During a rare break in the six-month production schedule of series four, Speleers and three fellow cast members snatched time to appear in front of the Esquire cameras wearing fashions of the day, rather than those of the inter-war period. (Downton Abbey began in the wake of the sinking of the Titanic, in 1912, and is now up to 1922.)
“Wearing what we do on the show,” says Allen Leech, who has played Tom Branson since the fourth episode of the first series, “has made me more aware of the little touches that can make you stand out — belts, shoes. I’m getting better at shoes.”
“I actually buy more Air Max now,” Speleers says, only half-kidding. “I like to mix it up, but wearing a collar and tie at work has probably made me go against that when I’m not.”
Tom Cullen, who joined the cast for the new series, playing Lord Anthony Gillingham, is doing the opposite: “They had a beautiful three-piece suit made for my character, and so I’m looking for things like that now — tweed.”
Meanwhile, Gary Carr, another newbie like Cullen, is putting the Downton Abbey effect to good use in his other roles. “I play a policeman on [BBC One drama] Death In Paradise, and I asked for my uniform to be fitted and taken in. It’s just a much better look.”
Carr, who plays jazz singer Jack Ross, had to audition for Downton Abbey from the set of where Death In Paradise is filmed — on the tropical island of Guadeloupe. “I had to cast on video. Funny experience: I sang a song in someone’s backyard, with chickens and pigs running around.”
Downton Abbey is on TV in the Caribbean, as well as more than 100 other countries.
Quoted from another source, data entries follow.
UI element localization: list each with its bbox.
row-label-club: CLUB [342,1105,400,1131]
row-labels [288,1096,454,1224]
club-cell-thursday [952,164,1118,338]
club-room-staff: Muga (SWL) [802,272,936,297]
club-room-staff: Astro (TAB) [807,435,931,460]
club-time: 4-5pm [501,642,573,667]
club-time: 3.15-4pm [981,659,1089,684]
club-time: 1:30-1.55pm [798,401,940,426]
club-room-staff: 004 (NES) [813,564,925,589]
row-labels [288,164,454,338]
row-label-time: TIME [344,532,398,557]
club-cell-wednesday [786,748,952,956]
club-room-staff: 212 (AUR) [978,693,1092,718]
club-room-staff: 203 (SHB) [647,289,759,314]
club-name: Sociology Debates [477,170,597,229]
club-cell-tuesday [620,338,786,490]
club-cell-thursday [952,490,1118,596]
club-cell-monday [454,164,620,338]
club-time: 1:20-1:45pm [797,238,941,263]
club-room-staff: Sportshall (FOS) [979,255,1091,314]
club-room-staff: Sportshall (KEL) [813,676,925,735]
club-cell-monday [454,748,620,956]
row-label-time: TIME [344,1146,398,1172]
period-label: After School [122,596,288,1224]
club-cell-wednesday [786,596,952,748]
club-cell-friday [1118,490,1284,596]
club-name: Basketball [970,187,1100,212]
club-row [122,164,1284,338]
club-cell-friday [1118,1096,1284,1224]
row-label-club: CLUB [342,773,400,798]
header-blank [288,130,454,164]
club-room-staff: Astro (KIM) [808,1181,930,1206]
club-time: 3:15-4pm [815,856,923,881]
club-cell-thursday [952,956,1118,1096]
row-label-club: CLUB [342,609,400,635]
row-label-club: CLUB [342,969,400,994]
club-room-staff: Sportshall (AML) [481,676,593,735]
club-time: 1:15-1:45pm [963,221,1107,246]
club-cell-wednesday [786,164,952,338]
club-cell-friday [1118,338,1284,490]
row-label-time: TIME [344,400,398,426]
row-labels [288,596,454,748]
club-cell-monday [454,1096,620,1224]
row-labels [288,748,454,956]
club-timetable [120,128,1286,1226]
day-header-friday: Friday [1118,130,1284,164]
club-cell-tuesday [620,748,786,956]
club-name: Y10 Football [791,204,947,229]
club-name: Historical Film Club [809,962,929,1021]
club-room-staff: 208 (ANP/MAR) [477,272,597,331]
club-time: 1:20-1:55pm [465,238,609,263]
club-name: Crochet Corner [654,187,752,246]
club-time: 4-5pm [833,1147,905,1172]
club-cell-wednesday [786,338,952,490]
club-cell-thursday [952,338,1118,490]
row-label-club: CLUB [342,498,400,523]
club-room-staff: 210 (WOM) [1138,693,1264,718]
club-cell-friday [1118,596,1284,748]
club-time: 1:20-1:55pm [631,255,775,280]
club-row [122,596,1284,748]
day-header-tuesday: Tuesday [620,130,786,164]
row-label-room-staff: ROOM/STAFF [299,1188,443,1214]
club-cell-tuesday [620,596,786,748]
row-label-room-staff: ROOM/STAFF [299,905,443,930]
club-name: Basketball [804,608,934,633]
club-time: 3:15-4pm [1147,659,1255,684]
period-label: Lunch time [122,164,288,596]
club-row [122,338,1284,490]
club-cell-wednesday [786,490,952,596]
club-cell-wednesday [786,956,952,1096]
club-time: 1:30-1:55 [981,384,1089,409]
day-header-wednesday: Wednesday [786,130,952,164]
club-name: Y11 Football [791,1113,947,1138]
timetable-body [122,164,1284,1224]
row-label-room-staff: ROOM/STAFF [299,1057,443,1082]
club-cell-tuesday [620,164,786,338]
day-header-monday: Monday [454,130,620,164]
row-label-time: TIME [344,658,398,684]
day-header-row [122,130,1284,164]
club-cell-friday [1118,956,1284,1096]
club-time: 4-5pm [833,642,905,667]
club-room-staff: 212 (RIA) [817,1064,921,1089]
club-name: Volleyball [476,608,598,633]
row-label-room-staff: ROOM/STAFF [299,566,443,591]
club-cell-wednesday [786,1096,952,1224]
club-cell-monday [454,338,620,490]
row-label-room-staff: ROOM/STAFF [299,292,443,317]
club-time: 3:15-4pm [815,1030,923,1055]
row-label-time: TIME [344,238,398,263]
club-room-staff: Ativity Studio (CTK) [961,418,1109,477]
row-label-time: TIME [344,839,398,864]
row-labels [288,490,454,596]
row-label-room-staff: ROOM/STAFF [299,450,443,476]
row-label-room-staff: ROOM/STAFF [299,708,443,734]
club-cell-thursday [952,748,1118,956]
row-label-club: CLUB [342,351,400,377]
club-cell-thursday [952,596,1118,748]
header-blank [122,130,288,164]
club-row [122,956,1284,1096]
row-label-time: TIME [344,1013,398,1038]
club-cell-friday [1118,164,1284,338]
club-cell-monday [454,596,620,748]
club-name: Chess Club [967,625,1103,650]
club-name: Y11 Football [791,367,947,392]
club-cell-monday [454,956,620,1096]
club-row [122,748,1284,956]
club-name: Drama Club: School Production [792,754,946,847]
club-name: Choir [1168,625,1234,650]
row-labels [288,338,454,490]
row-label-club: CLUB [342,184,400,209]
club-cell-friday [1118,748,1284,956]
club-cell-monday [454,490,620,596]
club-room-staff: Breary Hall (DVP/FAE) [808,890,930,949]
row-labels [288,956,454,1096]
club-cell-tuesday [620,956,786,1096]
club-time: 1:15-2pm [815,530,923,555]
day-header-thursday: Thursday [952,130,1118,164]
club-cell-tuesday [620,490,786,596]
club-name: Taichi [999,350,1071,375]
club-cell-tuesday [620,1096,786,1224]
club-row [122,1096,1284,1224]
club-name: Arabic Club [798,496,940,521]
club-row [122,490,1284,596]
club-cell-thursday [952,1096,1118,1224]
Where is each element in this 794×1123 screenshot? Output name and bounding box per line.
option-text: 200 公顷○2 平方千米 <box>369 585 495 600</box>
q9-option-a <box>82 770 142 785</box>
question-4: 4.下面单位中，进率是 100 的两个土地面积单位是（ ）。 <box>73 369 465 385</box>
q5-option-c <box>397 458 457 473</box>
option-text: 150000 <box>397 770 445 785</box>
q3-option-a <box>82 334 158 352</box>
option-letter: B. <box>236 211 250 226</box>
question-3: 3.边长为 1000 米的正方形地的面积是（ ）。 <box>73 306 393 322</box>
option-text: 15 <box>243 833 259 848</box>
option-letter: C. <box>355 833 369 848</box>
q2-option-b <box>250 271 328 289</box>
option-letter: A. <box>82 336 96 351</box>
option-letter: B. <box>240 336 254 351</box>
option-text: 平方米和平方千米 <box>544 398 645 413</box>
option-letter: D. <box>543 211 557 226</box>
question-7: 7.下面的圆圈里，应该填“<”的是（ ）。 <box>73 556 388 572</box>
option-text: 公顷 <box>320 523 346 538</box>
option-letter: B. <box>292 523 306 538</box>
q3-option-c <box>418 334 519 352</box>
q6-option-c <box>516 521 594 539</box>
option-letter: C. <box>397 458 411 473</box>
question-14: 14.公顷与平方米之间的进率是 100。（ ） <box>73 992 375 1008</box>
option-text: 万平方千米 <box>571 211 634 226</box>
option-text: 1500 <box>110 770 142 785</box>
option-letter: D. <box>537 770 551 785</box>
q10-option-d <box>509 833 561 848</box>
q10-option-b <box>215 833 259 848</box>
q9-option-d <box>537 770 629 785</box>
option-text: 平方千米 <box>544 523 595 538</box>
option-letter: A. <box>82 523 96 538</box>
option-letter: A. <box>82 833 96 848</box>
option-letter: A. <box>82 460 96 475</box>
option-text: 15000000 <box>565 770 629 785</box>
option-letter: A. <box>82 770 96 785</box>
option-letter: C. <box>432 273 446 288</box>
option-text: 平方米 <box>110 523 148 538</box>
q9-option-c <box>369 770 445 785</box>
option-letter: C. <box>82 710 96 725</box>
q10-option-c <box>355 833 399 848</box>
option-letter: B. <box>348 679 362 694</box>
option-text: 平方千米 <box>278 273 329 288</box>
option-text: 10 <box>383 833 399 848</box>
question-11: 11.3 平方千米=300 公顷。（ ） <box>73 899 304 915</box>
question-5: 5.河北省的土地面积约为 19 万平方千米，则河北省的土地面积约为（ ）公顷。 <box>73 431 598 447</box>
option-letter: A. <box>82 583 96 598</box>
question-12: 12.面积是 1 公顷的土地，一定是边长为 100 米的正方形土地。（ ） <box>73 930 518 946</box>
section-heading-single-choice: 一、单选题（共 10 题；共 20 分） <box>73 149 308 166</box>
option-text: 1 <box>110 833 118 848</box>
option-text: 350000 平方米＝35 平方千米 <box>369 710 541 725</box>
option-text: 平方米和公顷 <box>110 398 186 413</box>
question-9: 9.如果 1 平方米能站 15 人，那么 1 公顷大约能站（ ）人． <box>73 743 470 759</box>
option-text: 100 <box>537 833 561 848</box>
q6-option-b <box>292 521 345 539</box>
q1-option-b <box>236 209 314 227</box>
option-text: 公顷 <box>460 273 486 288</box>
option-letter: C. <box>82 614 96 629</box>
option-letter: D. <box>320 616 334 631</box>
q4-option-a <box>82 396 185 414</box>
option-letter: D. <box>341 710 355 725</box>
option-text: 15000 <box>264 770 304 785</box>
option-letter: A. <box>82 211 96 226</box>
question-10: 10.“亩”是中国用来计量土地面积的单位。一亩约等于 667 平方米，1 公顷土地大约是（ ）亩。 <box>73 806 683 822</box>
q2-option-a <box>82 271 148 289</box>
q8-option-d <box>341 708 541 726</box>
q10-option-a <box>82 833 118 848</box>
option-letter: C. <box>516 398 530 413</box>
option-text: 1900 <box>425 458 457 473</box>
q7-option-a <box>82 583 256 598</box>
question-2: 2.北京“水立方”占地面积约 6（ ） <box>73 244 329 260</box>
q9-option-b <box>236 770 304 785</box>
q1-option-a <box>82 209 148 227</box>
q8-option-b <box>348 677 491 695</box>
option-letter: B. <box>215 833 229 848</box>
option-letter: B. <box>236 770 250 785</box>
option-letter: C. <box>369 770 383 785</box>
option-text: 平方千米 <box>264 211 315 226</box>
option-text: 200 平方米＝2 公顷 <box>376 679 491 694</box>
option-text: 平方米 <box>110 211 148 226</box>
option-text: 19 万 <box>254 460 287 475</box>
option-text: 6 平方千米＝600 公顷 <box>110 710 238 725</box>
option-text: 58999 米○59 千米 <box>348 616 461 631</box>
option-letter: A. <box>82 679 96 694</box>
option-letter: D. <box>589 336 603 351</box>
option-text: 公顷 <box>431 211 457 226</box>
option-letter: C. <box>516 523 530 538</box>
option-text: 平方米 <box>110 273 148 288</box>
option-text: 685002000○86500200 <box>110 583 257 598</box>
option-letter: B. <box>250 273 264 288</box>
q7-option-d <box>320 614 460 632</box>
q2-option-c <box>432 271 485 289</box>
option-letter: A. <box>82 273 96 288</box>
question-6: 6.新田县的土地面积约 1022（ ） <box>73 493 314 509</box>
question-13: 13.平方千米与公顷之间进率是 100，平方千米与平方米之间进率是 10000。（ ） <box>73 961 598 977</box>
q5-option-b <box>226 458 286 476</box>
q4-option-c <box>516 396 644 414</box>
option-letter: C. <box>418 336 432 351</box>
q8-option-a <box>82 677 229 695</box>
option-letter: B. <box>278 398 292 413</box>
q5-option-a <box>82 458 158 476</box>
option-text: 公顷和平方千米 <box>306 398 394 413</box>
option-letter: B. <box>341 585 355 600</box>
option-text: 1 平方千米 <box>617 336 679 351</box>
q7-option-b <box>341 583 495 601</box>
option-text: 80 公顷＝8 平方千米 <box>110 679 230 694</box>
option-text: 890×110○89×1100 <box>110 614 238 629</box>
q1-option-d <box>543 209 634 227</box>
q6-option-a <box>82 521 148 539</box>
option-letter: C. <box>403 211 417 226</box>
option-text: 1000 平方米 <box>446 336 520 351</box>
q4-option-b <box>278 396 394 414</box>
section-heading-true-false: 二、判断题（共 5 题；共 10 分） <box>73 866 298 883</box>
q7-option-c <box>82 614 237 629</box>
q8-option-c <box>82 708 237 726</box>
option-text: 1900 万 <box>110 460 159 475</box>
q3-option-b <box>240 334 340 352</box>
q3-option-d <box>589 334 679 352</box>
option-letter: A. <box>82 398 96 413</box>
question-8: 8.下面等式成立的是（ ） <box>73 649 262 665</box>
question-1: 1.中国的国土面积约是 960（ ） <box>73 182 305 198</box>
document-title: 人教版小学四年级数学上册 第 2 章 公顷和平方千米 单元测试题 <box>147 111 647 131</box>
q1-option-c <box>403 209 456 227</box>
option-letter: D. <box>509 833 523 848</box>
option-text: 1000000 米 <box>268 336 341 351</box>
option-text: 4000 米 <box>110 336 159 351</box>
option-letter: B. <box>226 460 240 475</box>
It is that rare creation: a series that the UK can export back across the Atlantic, in the same class as the great US shows of recent times. American audiences love it. Leech was in-bound to the US after an episode had aired in which his character abandons his wife.
“I get up to Immigration at the airport,” Leech says, “hand over my passport. He looks at it, looks at me. Looks at the passport, looks at me again, then says, ‘It was a fucking shitty thing you did to your wife’. I said, ‘You’re still going to let me in, aren’t you?’”
All four men will tell you that your Downton Abbey passport is stamped after you deal with the show’s writer and creator, The Lord Fellowes of West Stafford, known to them and us as Julian. Since he’s a true nobleman — and the boss — his subjects behave accordingly.
“I had three weeks of prep to play a Lord,” Cullen says, “elocution lessons, sitting lessons, walking lessons, eating lessons. Julian took me to lunch at Lord’s and I spent quite a bit of time in abject fear of where to correctly place my hands.”